11. The method according to any one of claims 1-10, wherein, The output corresponds to the response information of the query information, including: The response information is output in a time-sharing manner until a termination identifier is detected, at which point the output of the response information is considered complete.

12. The method according to claim 11, wherein, The response information includes: a first part and a second part, and the content of the response information output in a time-division manner includes: At the first point in time, output the first part of the response information; At the second time point, the second part of the response information is output; The first time point is later than the second time point, and the output operation at the second time point is executed after the first part of the content.

13. The method according to any one of claims 1-12, wherein, Before outputting the response information corresponding to the query information, the method further includes: If the response information contains image elements and text elements, then for each information item, the image elements and text elements are displayed according to a preset display layout.
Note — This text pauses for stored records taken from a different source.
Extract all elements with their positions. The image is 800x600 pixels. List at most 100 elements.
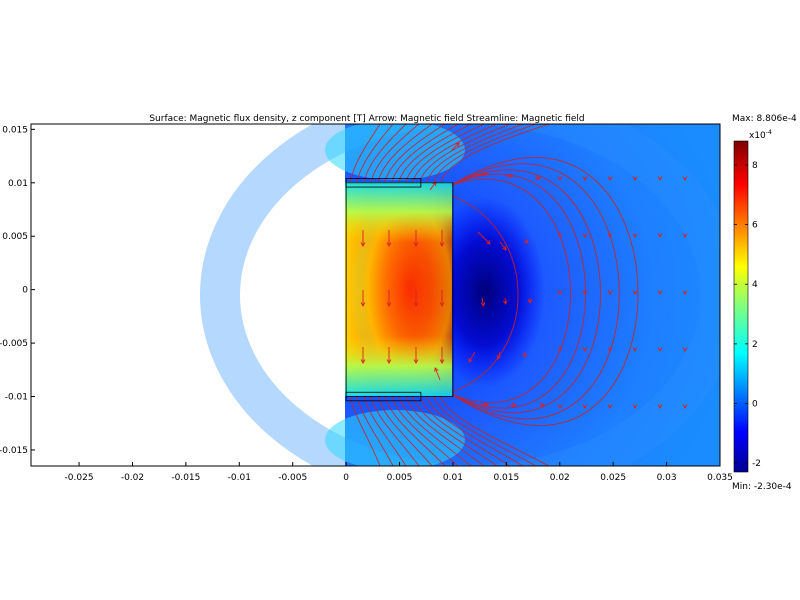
streamline xyxy=(426,395,524,466)
field-arrow-head xyxy=(524,239,529,244)
field-arrow-head xyxy=(557,290,563,295)
field-arrow-head xyxy=(484,402,489,408)
streamline xyxy=(451,163,620,420)
field-arrow-head xyxy=(632,176,638,181)
field-arrow-head xyxy=(480,302,486,307)
field-arrow-head xyxy=(386,359,392,364)
field-arrow-head xyxy=(360,242,366,247)
streamline xyxy=(349,124,381,183)
streamline xyxy=(433,124,537,183)
field-arrow xyxy=(474,173,488,177)
colorbar-tick-label: 6 xyxy=(752,221,758,231)
field-arrow-head xyxy=(657,404,663,409)
x-tick-label: -0.015 xyxy=(171,473,200,483)
streamline xyxy=(370,124,420,183)
field-arrow-head xyxy=(682,233,688,238)
field-arrow-head xyxy=(607,347,613,352)
rim-top-outline xyxy=(345,178,422,188)
field-arrow-head xyxy=(682,347,688,352)
streamline xyxy=(451,157,639,426)
field-arrow-head xyxy=(607,176,613,181)
field-arrow xyxy=(477,231,491,245)
field-arrow-head xyxy=(360,302,366,307)
field-arrow-head xyxy=(682,404,688,409)
y-tick-label: 0 xyxy=(22,286,28,296)
field-arrow-head xyxy=(582,176,588,181)
y-tick-label: 0.005 xyxy=(2,232,28,242)
field-arrow-head xyxy=(360,359,366,364)
streamline xyxy=(356,395,394,466)
field-arrow-head xyxy=(455,142,460,147)
field-arrow-head xyxy=(509,173,514,179)
streamline xyxy=(377,124,433,183)
field-arrow-head xyxy=(483,171,488,177)
field-arrow-head xyxy=(657,233,663,238)
y-tick-label: 0.01 xyxy=(8,179,28,189)
field-arrow-head xyxy=(386,242,392,247)
streamline xyxy=(412,124,498,183)
field-arrow xyxy=(429,181,437,191)
field-arrow-head xyxy=(439,359,445,364)
field-arrow-head xyxy=(657,290,663,295)
rim-bottom-outline xyxy=(345,391,422,402)
field-arrow-head xyxy=(502,245,507,251)
field-arrow-head xyxy=(632,404,638,409)
colorbar-tick-label: 4 xyxy=(752,280,758,290)
streamline xyxy=(426,124,524,183)
field-arrow-head xyxy=(536,175,541,181)
geometry-outline xyxy=(345,178,454,402)
x-tick-label: 0 xyxy=(343,473,349,483)
field-arrow-head xyxy=(527,299,533,304)
field-arrow-head xyxy=(502,300,508,305)
field-arrow-head xyxy=(557,404,563,409)
magnet-edge-bottom xyxy=(345,336,452,396)
x-tick-label: 0.005 xyxy=(387,473,413,483)
field-arrow xyxy=(434,367,441,381)
streamline xyxy=(451,195,519,393)
chart-title: Surface: Magnetic flux density, z compon… xyxy=(149,114,584,124)
field-arrow-head xyxy=(607,290,613,295)
streamline xyxy=(398,124,472,183)
streamline xyxy=(384,124,446,183)
streamline xyxy=(440,395,550,466)
streamline xyxy=(384,395,446,466)
field-arrow-head xyxy=(582,290,588,295)
field-arrow xyxy=(481,297,485,307)
streamline xyxy=(363,124,407,183)
y-tick-label: -0.015 xyxy=(0,446,28,456)
streamlines xyxy=(349,124,639,466)
colorbar-max-label: Max: 8.806e-4 xyxy=(732,114,797,124)
x-axis: -0.025 -0.02 -0.015 -0.01 -0.005 0 0.005 0.01 0.… xyxy=(65,462,733,483)
field-arrow-head xyxy=(512,402,517,408)
streamline xyxy=(419,395,511,466)
colorbar-tick-label: 2 xyxy=(752,340,758,350)
field-arrow-head xyxy=(557,347,563,352)
x-tick-label: 0.01 xyxy=(443,473,463,483)
field-ring xyxy=(200,124,720,466)
streamline xyxy=(370,395,420,466)
x-tick-label: -0.005 xyxy=(278,473,307,483)
field-arrow-head xyxy=(413,242,419,247)
field-arrow-head xyxy=(582,347,588,352)
x-tick-label: 0.025 xyxy=(600,473,626,483)
field-arrow-head xyxy=(682,176,688,181)
y-tick-label: -0.01 xyxy=(5,393,28,403)
streamline xyxy=(419,124,511,183)
x-tick-label: 0.03 xyxy=(657,473,677,483)
colorbar-exponent-base: x10 xyxy=(749,131,766,141)
x-tick-label: 0.02 xyxy=(550,473,570,483)
streamline xyxy=(451,169,601,413)
field-arrow xyxy=(468,351,476,363)
field-arrow-head xyxy=(607,233,613,238)
streamline xyxy=(412,395,498,466)
field-arrow-head xyxy=(413,359,419,364)
field-arrow-head xyxy=(413,302,419,307)
streamline xyxy=(405,124,485,183)
field-arrow xyxy=(504,297,507,305)
streamline xyxy=(433,395,537,466)
field-arrow xyxy=(451,142,460,151)
streamline xyxy=(349,395,381,466)
field-arrow-head xyxy=(657,176,663,181)
x-tick-label: -0.02 xyxy=(121,473,144,483)
field-arrow-head xyxy=(557,176,563,181)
14. The method according to claim 7 or 8, wherein, The images in the response information are obtained by searching based on the text in the response information, including: Extract one or more keywords from the text in the response information; Using the keywords, a search is performed in the preset media resource library to obtain multiple candidate images; The text feature vectors and image feature vectors of the multiple candidate images and the keywords are determined respectively, and the similarity between the text feature vectors and the image feature vectors is calculated. Based on the similarity between multiple text feature vectors and image feature vectors, the image element in the response information that matches the text element is determined.
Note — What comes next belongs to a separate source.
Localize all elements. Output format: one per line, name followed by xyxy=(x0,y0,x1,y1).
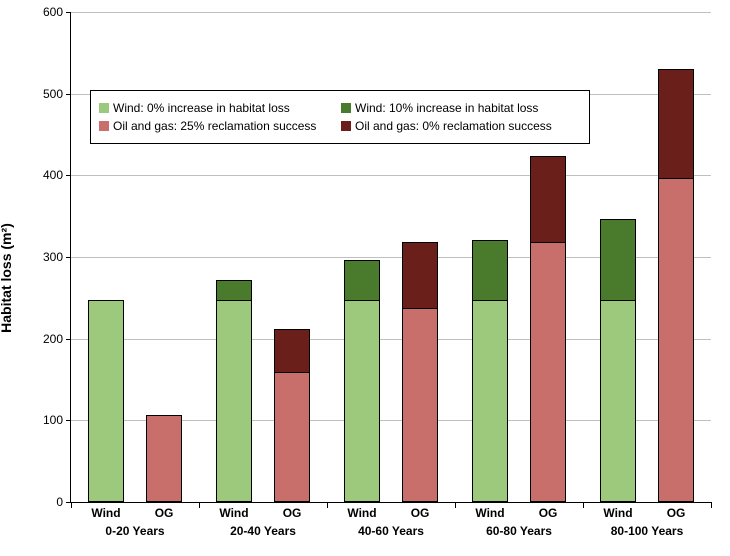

15. An information processing method, wherein, include: Receive user-input query information sent by the client; Information search is performed based on the query information, and response information corresponding to the query information is determined based on the search results; wherein, the information elements contained in the response information are determined based on the text in the response information, and if there is a corresponding entity for the text in the response information, the response information contains image elements and text elements; The response information is returned to the client for display.

16. The method according to claim 15, wherein, The information search based on the query information includes: Calculate the matching degree between the query information and each search result, and filter out search results with a matching degree higher than a preset threshold; The search results with a matching degree exceeding a preset threshold are input into a set text processing model to determine the text in the response information corresponding to the query information.

17. An information processing apparatus, wherein, include: The sending module is used to send the query information to the server in response to user input; A receiving module is used to receive response information returned by the server in response to the query information; wherein, the information elements contained in the response information are determined based on the text in the response information, and if the text in the response information has a corresponding entity, the response information includes image elements and text elements; The output module is used to output the response information corresponding to the query information.

18. An electronic device, wherein, It includes a memory and a processor, the memory storing a computer program for controlling the processor to operate in order to perform the method according to any one of claims 1 to 16.

19. A non-volatile computer-readable storage medium having computer program instructions stored thereon, wherein, When the computer program instructions are executed by the processor, they implement the method described in any one of claims 1 to 16.

20. A computer program product, wherein, The method described in any one of claims 1 to 16 is implemented when the instructions in the computer program product are executed by a processor.